Este
indescifrable pero vibrante vocablo —un lujo de sonoridad y acumulación de letras “a”— es mágico. Se le llena a uno
la boca al pronunciarlo, tanto como obliga a ahuecarla. Dicen que lo puede
todo, que es capaz de desencadenar insospechados prodigios. Llama al milagro,
al que hace acudir enseguida y sin remilgos.
Abracadabra es, sobre todo, un conjuro
cabalístico. Una especie de atajo para con él llegar a donde se desea y
conseguir lo imposible. Especie de varita mágica inmaterial. Nos recuerda que
la vida de los animales con conciencia que somos sería insoportable sin
amuletos, reliquias y toda suerte de prejuicios fantásticos. Ese es su principal
hechizo, el de atraer la ayuda de los espíritus y del mismísimo azar.

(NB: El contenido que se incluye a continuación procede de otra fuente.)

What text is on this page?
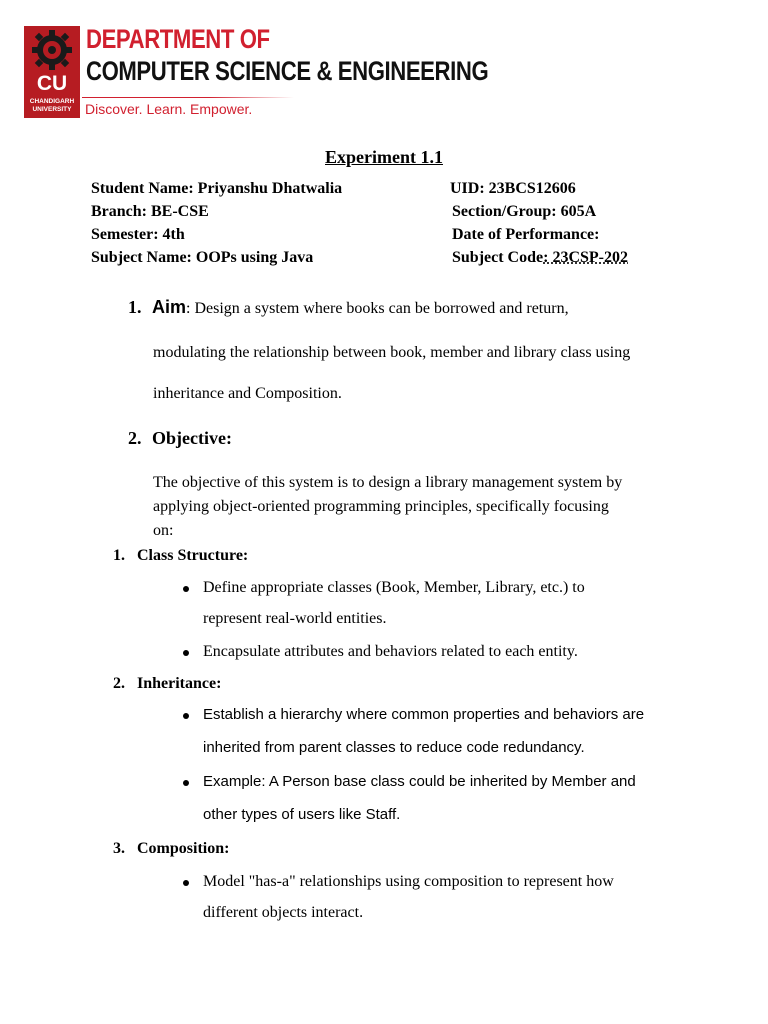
CU
CHANDIGARH UNIVERSITY
DEPARTMENT OF
COMPUTER SCIENCE & ENGINEERING
Discover. Learn. Empower.
Experiment 1.1
Student Name: Priyanshu Dhatwalia	UID: 23BCS12606
Branch: BE-CSE	Section/Group: 605A
Semester: 4th	Date of Performance:
Subject Name: OOPs using Java	Subject Code: 23CSP-202
1. Aim: Design a system where books can be borrowed and return,
modulating the relationship between book, member and library class using
inheritance and Composition.
2. Objective:
The objective of this system is to design a library management system by
applying object-oriented programming principles, specifically focusing
on:
1. Class Structure:
Define appropriate classes (Book, Member, Library, etc.) to
represent real-world entities.
Encapsulate attributes and behaviors related to each entity.
2. Inheritance:
Establish a hierarchy where common properties and behaviors are
inherited from parent classes to reduce code redundancy.
Example: A Person base class could be inherited by Member and
other types of users like Staff.
3. Composition:
Model "has-a" relationships using composition to represent how
different objects interact.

Es un ejemplo de palabra todopoderosa,
tanto que sirve al prestidigitador, y en los juegos de magia en general, como
por el supuesto poder curativo y capacidad de espantar el mal agüero. No deja
de ser curioso que de lo pasmoso y aterrador se diga que es abracadabrante.
Se trata de una palabra más poderosa de lo
que quienes la manejan llegan a soñar que serán, tal vez por eso al pronunciarla ahuecan reverencialmente la
voz, impresionados por su alcurnia y abolengo espiritual.
Abracadabra, en fin, es una encumbrada y
extraña palabra que, por lo que pudiera pasar, conviene tener siempre al
alcance de la mano; mejor aún, en la punta de la lengua. Por si las moscas.